Hi Nazia,
In Geographically Weighted Regression, the explanatory variables can be categorical. As long as your dependent variable is continuous, it is fine to use categorical variables as explanatory variables. However, to use a categorical variable appropriately, you can't just assign values 1 through 8 to it. As you found, GWR will try to use these actual numbers, and you will get very different results depending on which levels you label as 1 through 8. For GWR to work properly with your categorical variable, you need to convert it to several indicator variables (variables that have the value 0 or 1) and then use these indicator variables as explanatory variables in GWR.
The process of converting categorical variables to indicator variables is called "dummy encoding." Here is a good article about how to perform dummy encoding:
Dummy variable (statistics) - Wikiversity
In your case, your categorical variable has 8 levels, so you will need to make 7 indicator variables to represent the different levels (you always use one less indicator variable than the number of levels of the category).
You'll need to make 7 new fields on your feature class.

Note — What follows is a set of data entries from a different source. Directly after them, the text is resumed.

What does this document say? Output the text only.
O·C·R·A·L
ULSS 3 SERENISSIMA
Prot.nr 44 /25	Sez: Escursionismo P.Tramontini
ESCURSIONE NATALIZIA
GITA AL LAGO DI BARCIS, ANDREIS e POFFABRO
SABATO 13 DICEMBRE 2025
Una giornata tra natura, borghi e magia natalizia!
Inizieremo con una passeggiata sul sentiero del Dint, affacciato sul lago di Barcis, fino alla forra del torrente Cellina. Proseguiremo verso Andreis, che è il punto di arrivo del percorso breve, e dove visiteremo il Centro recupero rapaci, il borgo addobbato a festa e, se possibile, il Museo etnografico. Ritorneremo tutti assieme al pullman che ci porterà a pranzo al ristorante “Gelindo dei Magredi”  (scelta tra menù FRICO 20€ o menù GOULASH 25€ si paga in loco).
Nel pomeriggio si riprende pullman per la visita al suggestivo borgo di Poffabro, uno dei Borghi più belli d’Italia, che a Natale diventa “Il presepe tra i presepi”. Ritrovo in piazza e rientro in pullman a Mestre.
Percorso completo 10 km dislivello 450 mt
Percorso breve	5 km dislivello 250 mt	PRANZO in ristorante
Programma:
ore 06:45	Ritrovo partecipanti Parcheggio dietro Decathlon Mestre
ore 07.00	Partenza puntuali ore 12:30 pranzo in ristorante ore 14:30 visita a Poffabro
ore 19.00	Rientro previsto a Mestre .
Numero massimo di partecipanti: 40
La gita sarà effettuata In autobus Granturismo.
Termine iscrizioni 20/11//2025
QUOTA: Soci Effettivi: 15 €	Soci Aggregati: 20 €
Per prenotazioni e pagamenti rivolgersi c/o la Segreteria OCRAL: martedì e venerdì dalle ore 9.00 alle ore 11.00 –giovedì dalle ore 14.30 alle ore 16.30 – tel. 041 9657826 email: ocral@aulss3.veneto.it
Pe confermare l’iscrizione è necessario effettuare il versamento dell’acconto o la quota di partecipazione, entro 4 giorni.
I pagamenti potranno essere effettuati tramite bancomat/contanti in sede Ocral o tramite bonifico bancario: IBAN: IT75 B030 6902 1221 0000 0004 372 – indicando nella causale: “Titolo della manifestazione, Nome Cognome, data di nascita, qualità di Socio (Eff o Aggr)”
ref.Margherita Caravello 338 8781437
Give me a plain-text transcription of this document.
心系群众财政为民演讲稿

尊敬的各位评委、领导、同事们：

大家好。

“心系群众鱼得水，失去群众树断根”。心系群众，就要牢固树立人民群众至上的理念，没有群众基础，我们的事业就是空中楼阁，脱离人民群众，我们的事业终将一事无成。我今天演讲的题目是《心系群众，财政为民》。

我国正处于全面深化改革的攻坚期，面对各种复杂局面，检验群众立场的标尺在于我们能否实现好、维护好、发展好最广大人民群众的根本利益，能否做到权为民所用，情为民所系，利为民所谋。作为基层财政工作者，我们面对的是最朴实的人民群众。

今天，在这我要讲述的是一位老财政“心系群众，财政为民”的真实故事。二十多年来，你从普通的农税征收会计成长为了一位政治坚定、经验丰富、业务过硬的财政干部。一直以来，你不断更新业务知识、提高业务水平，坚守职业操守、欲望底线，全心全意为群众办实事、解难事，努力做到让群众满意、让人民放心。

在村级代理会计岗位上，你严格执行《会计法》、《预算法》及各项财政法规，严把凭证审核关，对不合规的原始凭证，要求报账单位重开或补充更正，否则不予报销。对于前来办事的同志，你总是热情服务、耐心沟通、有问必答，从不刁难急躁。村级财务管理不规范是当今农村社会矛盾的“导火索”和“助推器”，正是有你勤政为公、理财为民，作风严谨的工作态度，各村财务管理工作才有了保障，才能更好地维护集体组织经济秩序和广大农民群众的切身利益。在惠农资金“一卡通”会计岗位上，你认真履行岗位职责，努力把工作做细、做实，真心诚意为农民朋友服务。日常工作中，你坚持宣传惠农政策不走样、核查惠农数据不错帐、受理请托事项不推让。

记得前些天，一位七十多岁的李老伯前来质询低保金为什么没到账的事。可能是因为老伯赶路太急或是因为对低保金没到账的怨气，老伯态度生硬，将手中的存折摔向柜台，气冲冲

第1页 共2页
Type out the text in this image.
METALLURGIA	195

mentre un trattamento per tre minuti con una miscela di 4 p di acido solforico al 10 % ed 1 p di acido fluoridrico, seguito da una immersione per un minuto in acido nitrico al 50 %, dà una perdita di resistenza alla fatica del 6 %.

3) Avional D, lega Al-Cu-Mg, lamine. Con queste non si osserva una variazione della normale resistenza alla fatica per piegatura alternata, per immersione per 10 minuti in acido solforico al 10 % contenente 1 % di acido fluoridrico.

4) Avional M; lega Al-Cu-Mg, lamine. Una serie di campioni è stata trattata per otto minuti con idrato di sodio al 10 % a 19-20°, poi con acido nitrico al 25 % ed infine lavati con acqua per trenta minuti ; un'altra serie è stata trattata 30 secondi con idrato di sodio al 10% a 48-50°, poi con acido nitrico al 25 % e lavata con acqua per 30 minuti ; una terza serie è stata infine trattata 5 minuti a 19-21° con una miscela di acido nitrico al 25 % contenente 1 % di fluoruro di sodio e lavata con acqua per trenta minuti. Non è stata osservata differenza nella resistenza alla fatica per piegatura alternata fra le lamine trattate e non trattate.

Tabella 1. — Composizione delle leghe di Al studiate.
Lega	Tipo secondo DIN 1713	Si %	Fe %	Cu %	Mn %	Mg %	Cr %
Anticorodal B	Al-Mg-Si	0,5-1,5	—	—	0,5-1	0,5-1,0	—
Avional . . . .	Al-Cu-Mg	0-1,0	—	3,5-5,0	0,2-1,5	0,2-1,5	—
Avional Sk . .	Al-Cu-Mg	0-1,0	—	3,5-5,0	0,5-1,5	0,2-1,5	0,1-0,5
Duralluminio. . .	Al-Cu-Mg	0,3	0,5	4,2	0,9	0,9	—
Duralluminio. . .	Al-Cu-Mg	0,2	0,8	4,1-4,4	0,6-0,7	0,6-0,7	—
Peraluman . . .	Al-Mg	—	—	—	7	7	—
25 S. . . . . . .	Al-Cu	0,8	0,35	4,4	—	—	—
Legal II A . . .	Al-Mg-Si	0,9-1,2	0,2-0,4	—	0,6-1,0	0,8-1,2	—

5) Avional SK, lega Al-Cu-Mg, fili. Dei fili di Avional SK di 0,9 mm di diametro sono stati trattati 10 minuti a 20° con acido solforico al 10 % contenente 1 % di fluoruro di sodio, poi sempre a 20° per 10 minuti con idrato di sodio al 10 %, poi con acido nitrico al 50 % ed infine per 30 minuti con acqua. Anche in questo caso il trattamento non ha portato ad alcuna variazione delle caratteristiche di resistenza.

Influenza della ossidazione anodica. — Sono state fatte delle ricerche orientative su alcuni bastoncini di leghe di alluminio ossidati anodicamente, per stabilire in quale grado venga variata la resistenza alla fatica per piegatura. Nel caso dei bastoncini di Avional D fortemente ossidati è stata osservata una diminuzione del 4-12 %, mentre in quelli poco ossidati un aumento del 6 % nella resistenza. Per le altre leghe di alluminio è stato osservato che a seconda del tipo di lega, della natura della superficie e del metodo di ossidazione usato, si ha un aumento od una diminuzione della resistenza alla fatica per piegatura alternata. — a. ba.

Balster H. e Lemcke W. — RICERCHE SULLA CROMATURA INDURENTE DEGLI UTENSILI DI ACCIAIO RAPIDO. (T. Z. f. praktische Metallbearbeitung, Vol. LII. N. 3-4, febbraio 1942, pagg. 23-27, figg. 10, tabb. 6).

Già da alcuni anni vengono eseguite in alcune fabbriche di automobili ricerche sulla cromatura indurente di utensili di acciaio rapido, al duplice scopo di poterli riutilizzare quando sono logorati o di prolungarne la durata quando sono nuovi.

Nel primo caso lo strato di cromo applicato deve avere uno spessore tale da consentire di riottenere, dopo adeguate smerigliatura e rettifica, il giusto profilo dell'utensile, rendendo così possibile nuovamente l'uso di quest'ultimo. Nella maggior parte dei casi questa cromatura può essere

For the first field, each feature that is in the first level of the category gets the value 1, and features in any other level get the value 0 (we say that the 1 "indicates" that the feature is in that level). Similarly, in the second field, the features of the second level get a 1, and all other features get a 0. Same for levels 3 through 7. For level 8, the value 0 should go in all 7 fields.
When you encode this way, it does not matter which levels of the category is called the first, second, etc level of the category. Changing the order will produce the same results in GWR.
Please let me know if you have any other questions or have any problems encoding your variable.